Année de publication:
2022

Éditeur:
Stichting Pijpenkabinet

Description :
A wooden folk art snuffbox tells two Biblical stories which are further explained in this article.

Vanaf het begin van de zeventiende eeuw hebben ambachtslieden tabaksdozen en later ook snuifdozen gemaakt die van een toepasselijke decoratie werden voorzien. Zo’n doos diende naast bewaarplaats van de tabak als praatstukje bij het treffen van familie of vrienden, om te imponeren maar ook als bewijsvoering van een verhaal. De hierbij afgebeelde doos (afb. 1-6) is zo’n handgemaakt exemplaar dat die functie vervulde maar terecht alleszins bijzonder is. Het gaat om een houten zakdoos met volkskunstig voorkomen die een bespreking in meerder opzichten waard is.
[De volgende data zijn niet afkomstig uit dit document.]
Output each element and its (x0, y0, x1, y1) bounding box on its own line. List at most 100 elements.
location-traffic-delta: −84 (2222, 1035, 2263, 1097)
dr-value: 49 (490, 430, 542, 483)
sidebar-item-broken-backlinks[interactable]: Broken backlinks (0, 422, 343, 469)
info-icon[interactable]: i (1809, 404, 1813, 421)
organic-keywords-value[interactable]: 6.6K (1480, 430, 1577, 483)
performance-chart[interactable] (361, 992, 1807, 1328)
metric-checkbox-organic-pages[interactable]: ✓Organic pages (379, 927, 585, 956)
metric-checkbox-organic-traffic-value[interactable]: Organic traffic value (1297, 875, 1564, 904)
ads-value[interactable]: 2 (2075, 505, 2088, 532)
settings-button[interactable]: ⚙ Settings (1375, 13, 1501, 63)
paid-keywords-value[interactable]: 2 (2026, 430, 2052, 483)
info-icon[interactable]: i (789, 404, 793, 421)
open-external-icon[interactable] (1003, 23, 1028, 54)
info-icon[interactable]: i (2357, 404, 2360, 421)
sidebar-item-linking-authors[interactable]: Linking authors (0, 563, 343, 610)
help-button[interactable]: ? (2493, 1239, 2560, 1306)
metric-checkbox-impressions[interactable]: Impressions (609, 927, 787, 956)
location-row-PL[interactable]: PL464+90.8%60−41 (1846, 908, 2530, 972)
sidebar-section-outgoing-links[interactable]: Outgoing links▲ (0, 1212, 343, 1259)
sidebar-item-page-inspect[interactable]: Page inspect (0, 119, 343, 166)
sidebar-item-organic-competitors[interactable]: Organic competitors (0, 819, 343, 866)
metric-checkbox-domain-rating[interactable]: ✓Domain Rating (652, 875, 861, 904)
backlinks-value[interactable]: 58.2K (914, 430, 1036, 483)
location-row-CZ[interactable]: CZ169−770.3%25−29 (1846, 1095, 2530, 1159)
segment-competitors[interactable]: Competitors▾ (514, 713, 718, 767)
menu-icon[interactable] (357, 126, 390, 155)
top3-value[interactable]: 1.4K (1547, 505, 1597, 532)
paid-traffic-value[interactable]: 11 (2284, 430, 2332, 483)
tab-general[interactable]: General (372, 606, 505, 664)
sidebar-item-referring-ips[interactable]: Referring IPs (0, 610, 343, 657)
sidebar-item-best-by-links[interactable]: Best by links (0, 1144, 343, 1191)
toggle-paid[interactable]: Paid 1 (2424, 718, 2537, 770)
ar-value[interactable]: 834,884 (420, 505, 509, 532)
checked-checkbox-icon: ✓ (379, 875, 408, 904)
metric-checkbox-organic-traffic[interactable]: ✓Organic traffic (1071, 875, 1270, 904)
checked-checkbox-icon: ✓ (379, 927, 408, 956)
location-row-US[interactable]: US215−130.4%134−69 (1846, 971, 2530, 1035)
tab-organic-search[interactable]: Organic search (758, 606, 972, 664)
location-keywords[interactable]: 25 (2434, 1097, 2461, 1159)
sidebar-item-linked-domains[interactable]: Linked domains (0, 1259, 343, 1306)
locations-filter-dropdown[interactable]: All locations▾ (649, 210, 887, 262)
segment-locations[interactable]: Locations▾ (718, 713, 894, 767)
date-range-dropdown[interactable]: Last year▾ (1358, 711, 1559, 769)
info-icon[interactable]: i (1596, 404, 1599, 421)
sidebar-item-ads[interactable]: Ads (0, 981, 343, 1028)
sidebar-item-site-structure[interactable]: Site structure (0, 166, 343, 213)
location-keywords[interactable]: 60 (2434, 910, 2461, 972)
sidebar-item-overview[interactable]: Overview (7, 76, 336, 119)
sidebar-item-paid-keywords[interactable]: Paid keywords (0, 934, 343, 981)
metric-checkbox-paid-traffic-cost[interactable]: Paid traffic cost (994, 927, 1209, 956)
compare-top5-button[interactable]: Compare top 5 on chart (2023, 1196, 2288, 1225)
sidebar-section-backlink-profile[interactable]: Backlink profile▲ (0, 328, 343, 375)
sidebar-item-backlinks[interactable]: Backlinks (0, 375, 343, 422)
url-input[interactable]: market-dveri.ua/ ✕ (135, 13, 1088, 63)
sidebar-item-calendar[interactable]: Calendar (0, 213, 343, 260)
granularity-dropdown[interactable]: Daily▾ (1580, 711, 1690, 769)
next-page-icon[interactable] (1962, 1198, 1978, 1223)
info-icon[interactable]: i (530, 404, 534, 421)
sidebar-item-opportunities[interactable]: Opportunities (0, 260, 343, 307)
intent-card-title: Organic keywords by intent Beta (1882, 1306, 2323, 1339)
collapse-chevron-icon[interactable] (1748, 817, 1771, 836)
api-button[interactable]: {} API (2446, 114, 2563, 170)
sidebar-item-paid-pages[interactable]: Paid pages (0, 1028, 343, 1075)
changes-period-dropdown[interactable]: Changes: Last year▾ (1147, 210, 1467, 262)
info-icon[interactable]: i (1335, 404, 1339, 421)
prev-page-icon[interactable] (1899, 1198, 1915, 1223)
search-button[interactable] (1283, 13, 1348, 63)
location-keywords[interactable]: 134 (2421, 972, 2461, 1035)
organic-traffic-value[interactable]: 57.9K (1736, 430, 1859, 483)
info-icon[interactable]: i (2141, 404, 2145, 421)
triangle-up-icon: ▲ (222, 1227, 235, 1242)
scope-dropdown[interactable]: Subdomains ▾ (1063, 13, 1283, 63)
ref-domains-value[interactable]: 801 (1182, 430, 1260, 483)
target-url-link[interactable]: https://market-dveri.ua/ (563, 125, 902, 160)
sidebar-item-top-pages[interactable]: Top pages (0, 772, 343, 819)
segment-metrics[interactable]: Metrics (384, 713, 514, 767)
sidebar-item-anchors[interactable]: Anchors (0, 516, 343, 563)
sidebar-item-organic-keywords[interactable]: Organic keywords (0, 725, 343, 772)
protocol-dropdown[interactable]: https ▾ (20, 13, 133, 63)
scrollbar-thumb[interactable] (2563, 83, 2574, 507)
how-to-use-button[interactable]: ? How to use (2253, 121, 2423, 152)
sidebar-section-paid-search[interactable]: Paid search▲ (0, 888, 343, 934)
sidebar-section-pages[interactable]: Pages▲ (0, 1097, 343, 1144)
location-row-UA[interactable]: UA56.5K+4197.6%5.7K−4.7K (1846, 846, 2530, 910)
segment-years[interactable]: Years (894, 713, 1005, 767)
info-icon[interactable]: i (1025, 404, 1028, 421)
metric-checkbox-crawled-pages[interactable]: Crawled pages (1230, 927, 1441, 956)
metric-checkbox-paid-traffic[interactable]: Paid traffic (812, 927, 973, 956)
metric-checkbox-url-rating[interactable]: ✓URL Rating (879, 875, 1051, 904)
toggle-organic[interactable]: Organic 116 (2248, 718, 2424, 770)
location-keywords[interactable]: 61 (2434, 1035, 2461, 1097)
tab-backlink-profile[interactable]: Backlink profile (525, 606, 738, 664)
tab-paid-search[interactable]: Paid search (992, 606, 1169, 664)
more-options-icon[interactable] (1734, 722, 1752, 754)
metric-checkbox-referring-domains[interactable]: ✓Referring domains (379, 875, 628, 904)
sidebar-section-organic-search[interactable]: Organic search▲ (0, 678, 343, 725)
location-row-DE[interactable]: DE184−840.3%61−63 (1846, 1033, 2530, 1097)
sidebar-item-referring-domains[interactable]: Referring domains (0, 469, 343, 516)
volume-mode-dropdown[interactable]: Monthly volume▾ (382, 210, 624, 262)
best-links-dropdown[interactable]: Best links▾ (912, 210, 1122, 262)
01a-24.732  tabakscuriosa-snuifdoos-petrus-01
Afb. 1.

Om te beginnen is het model ongebruikelijk want bij deze doos zijn de twee buitenranden sterk afgeplat waardoor een vorm ontstaat met een grote functionaliteit (afb. 5ab): geen doos glijdt prettiger in de broekzak dan deze. De doos is voorzien van rondlopend snijwerk waarbij de twee vlakken heel prominent de beide hoofdvoorstellingen tonen. De langgerekte licht gebolde zijkanten met hun puntige einden zijn voor aanvullend ornamentwerk bedoeld. Zij voegen zich naar de hoofdvoorstellingen, ondersteunen deze zelfs, maar zijn verder ondergeschikt en vooral ornamenteel van uitstraling.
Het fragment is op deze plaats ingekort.